Part 40 (1/2)

”No. I have talked the situation over with my friend. You are going to die, that is very certain, but not by my hand now, and not, Mr.

Midwinter, by the hand of the English law.”

He was very quick. Even then he had an inkling of my meaning, for a perceptible shadow fell over his face and his eyes narrowed to slits.

”You mean?”

”We are going to telephone to the City in the Clouds. People will come from there and take you away--that will be easily managed. You will have some form of trial, and then--execution.”

I never saw a change from red to white so sudden. That big face suddenly became a hideous, sickly white, toneless and opaque like the belly of a sole.

”You won't deliver me to the Chinese?” he gasped. ”You can't know them as I do. They'd take a week killing me! They have horrible secrets--”

His voice died away in a whimper, and if ever I saw a man in deadly terror, it was that man then.

But I hardened my heart. I remembered how Morse and Juanita had suffered for two years at this man's hands. I remembered four murders, to my own knowledge, and I shrugged my shoulders.

”I can't help that. You have made your bed, and you must lie upon it.”

”But such a bed!” he murmured, and his head fell forward on his chest.

His arms were bound at the elbow, but he could move the lower portion, and he now brought his right hand to his face.

”I'll telephone,” said Bill, and went to the wall by the door where hung the instrument.

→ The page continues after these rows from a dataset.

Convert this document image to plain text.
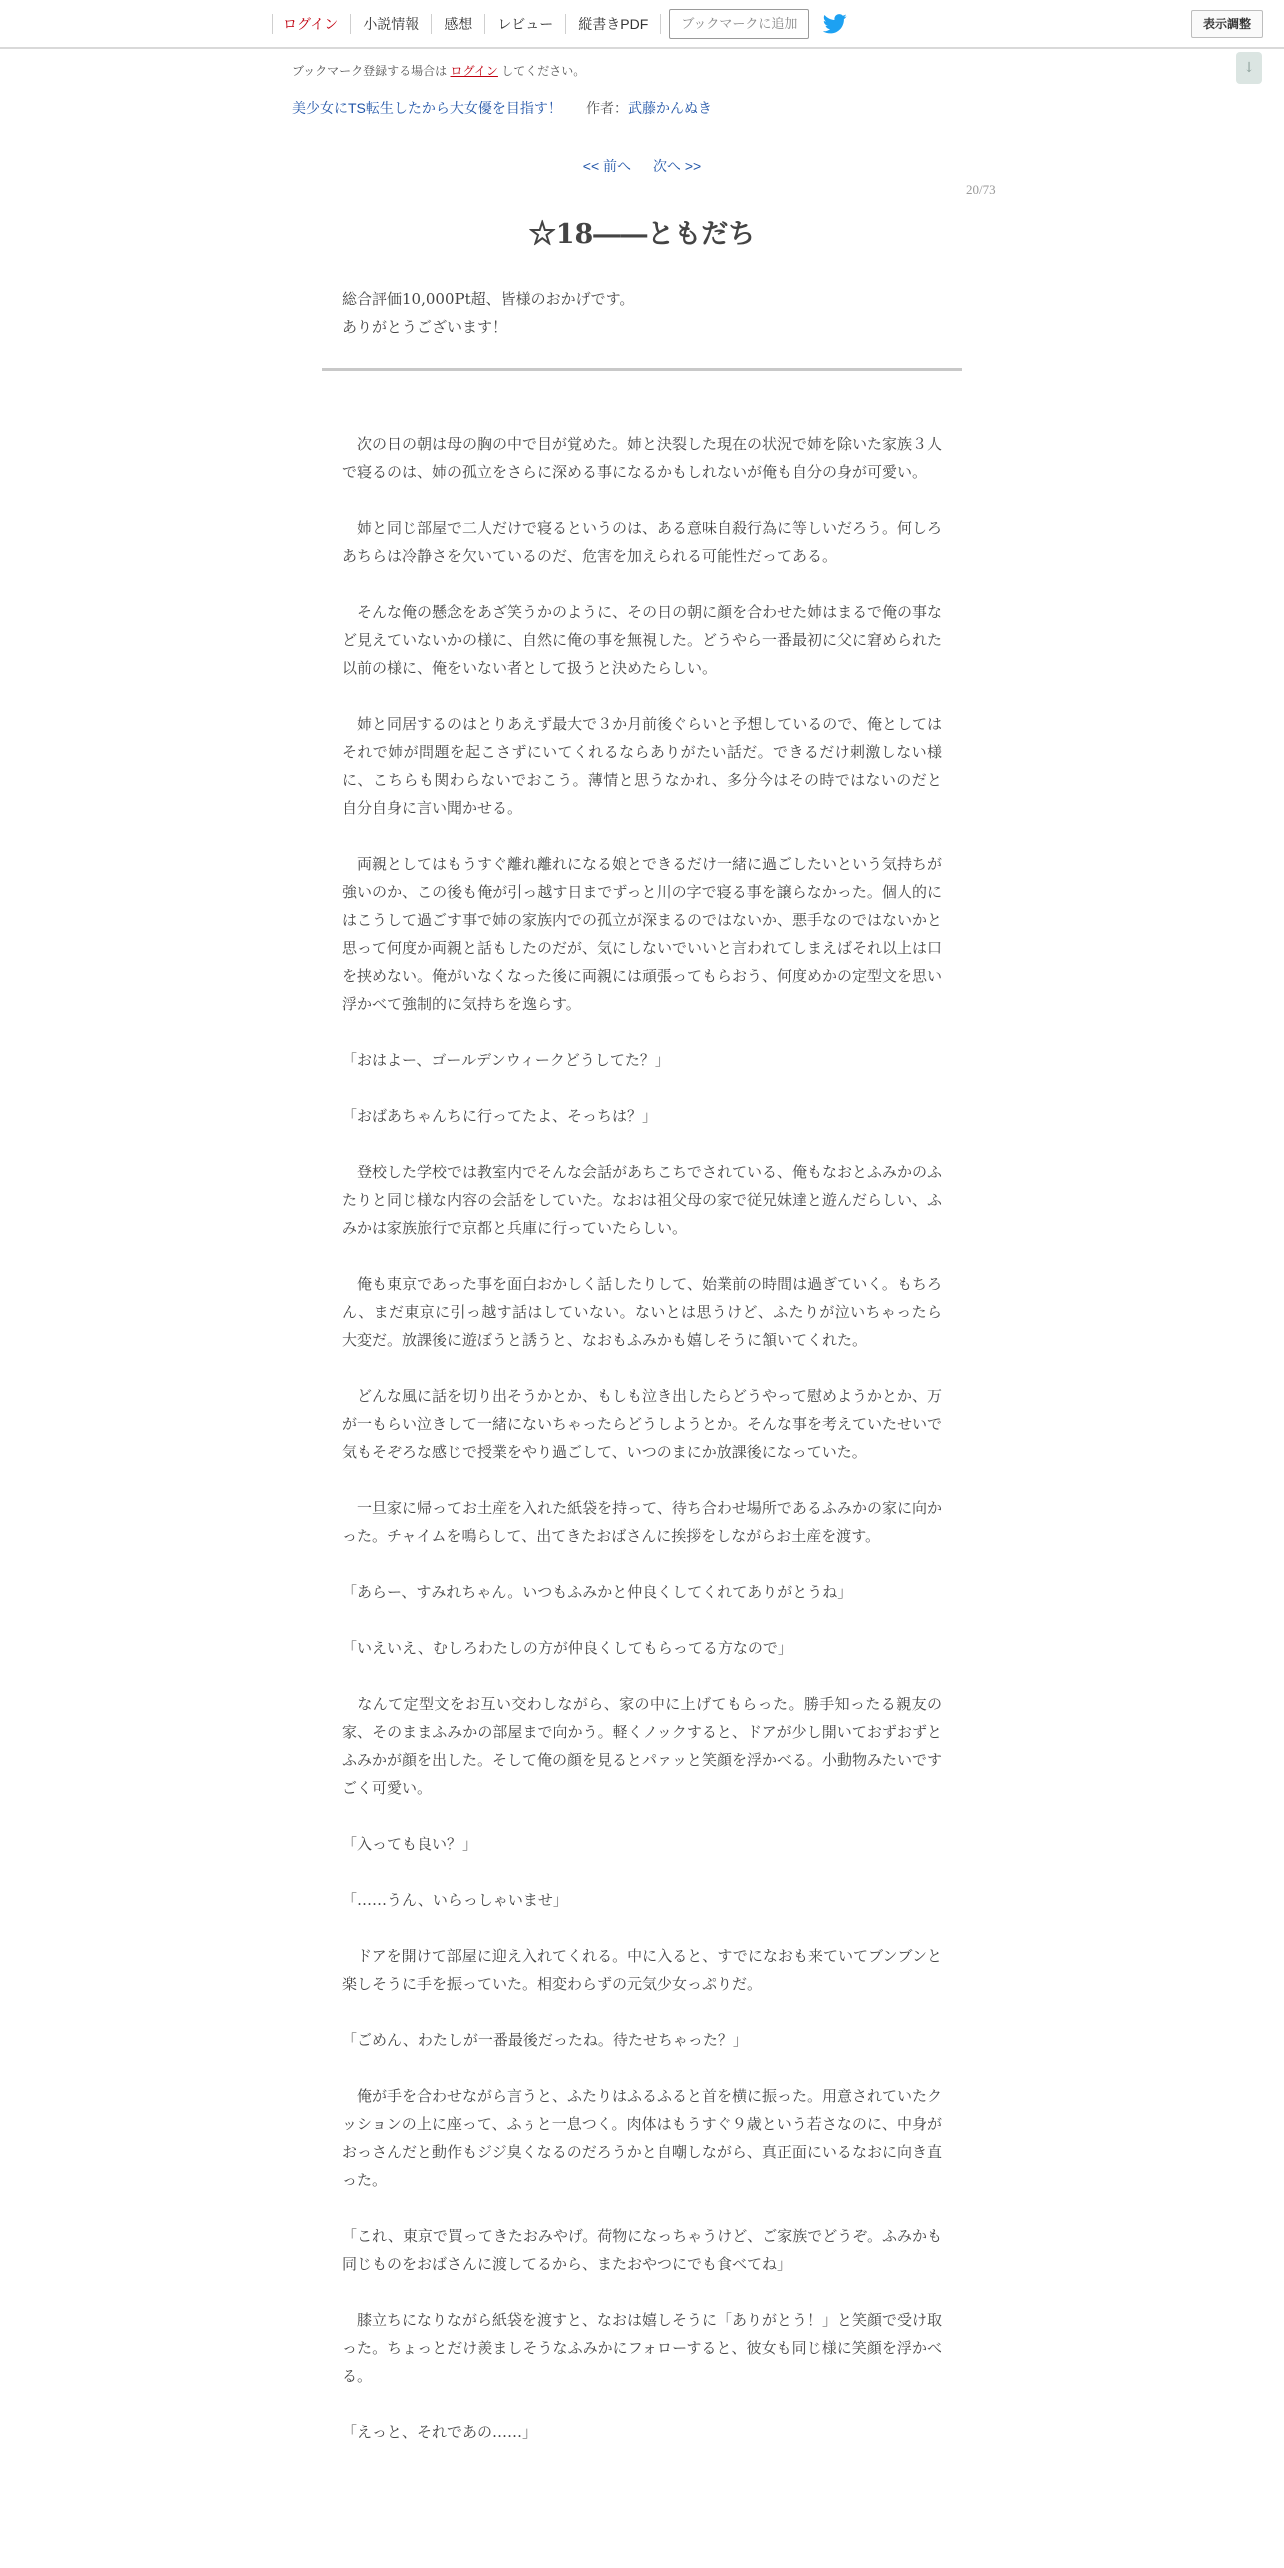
ログイン	小説情報	感想	レビュー	縦書きPDF	ブックマークに追加	表示調整
↓
ブックマーク登録する場合は ログイン してください。
美少女にTS転生したから大女優を目指す！ 作者：武藤かんぬき
<< 前へ 次へ >>
20/73
☆18――ともだち
総合評価10,000Pt超、皆様のおかげです。
ありがとうございます！

　次の日の朝は母の胸の中で目が覚めた。姉と決裂した現在の状況で姉を除いた家族３人で寝るのは、姉の孤立をさらに深める事になるかもしれないが俺も自分の身が可愛い。

　姉と同じ部屋で二人だけで寝るというのは、ある意味自殺行為に等しいだろう。何しろあちらは冷静さを欠いているのだ、危害を加えられる可能性だってある。

　そんな俺の懸念をあざ笑うかのように、その日の朝に顔を合わせた姉はまるで俺の事など見えていないかの様に、自然に俺の事を無視した。どうやら一番最初に父に窘められた以前の様に、俺をいない者として扱うと決めたらしい。

　姉と同居するのはとりあえず最大で３か月前後ぐらいと予想しているので、俺としてはそれで姉が問題を起こさずにいてくれるならありがたい話だ。できるだけ刺激しない様に、こちらも関わらないでおこう。薄情と思うなかれ、多分今はその時ではないのだと自分自身に言い聞かせる。

　両親としてはもうすぐ離れ離れになる娘とできるだけ一緒に過ごしたいという気持ちが強いのか、この後も俺が引っ越す日までずっと川の字で寝る事を譲らなかった。個人的にはこうして過ごす事で姉の家族内での孤立が深まるのではないか、悪手なのではないかと思って何度か両親と話もしたのだが、気にしないでいいと言われてしまえばそれ以上は口を挟めない。俺がいなくなった後に両親には頑張ってもらおう、何度めかの定型文を思い浮かべて強制的に気持ちを逸らす。

「おはよー、ゴールデンウィークどうしてた？」

「おばあちゃんちに行ってたよ、そっちは？」

　登校した学校では教室内でそんな会話があちこちでされている、俺もなおとふみかのふたりと同じ様な内容の会話をしていた。なおは祖父母の家で従兄妹達と遊んだらしい、ふみかは家族旅行で京都と兵庫に行っていたらしい。

　俺も東京であった事を面白おかしく話したりして、始業前の時間は過ぎていく。もちろん、まだ東京に引っ越す話はしていない。ないとは思うけど、ふたりが泣いちゃったら大変だ。放課後に遊ぼうと誘うと、なおもふみかも嬉しそうに頷いてくれた。

　どんな風に話を切り出そうかとか、もしも泣き出したらどうやって慰めようかとか、万が一もらい泣きして一緒にないちゃったらどうしようとか。そんな事を考えていたせいで気もそぞろな感じで授業をやり過ごして、いつのまにか放課後になっていた。

　一旦家に帰ってお土産を入れた紙袋を持って、待ち合わせ場所であるふみかの家に向かった。チャイムを鳴らして、出てきたおばさんに挨拶をしながらお土産を渡す。

「あらー、すみれちゃん。いつもふみかと仲良くしてくれてありがとうね」

「いえいえ、むしろわたしの方が仲良くしてもらってる方なので」

　なんて定型文をお互い交わしながら、家の中に上げてもらった。勝手知ったる親友の家、そのままふみかの部屋まで向かう。軽くノックすると、ドアが少し開いておずおずとふみかが顔を出した。そして俺の顔を見るとパァッと笑顔を浮かべる。小動物みたいですごく可愛い。

「入っても良い？」

「……うん、いらっしゃいませ」

　ドアを開けて部屋に迎え入れてくれる。中に入ると、すでになおも来ていてブンブンと楽しそうに手を振っていた。相変わらずの元気少女っぷりだ。

「ごめん、わたしが一番最後だったね。待たせちゃった？」

　俺が手を合わせながら言うと、ふたりはふるふると首を横に振った。用意されていたクッションの上に座って、ふぅと一息つく。肉体はもうすぐ９歳という若さなのに、中身がおっさんだと動作もジジ臭くなるのだろうかと自嘲しながら、真正面にいるなおに向き直った。

「これ、東京で買ってきたおみやげ。荷物になっちゃうけど、ご家族でどうぞ。ふみかも同じものをおばさんに渡してるから、またおやつにでも食べてね」

　膝立ちになりながら紙袋を渡すと、なおは嬉しそうに「ありがとう！」と笑顔で受け取った。ちょっとだけ羨ましそうなふみかにフォローすると、彼女も同じ様に笑顔を浮かべる。

「えっと、それであの……」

I sat gloomily watching the man in the chair.

What was he doing? His jaw was moving up and down. He seemed biting at his wrist.

Suddenly there was a slight, tearing, ripping noise, followed by a jerk backwards of his head and a deep intake of the breath.

”What is he doing?” Rolston said, turning round with the receiver of the telephone at his ear.

Midwinter held out his arm. I saw that the braid round the cuff of his morning coat was hanging in a little strip.

”I told you I always had something in reserve,” he said, showing all his teeth as he grinned at me. ”Always something up my sleeve--literally, in this case. I have just swallowed a little capsule of prussic acid which--”

If you want to learn of how a man dies who has swallowed hydrocyanic acid--the correct term, I believe--consult a medical dictionary. It is not a pleasant thing to see in actual operation, but, thank heavens, it is speedy!

The sweat was pouring down my face when it was over, but Bill Rolston had not turned a hair.

”Put something over his face, Sir Thomas,” he said, ”and I'll get through to Mr. Morse.”

ENVOI

I take up my pen this evening, exactly ten years after I wrote the last paragraph of the above narrative, to read of James Antony Midwinter, dead like a poisoned rat in his chair, with a sort of amazement in my mind.

The whole story has been locked in a safe for ten long years, and that blessed and happy time has made the wild adventures, the terrible moments in the City in the Clouds, indeed seem things far off and long ago.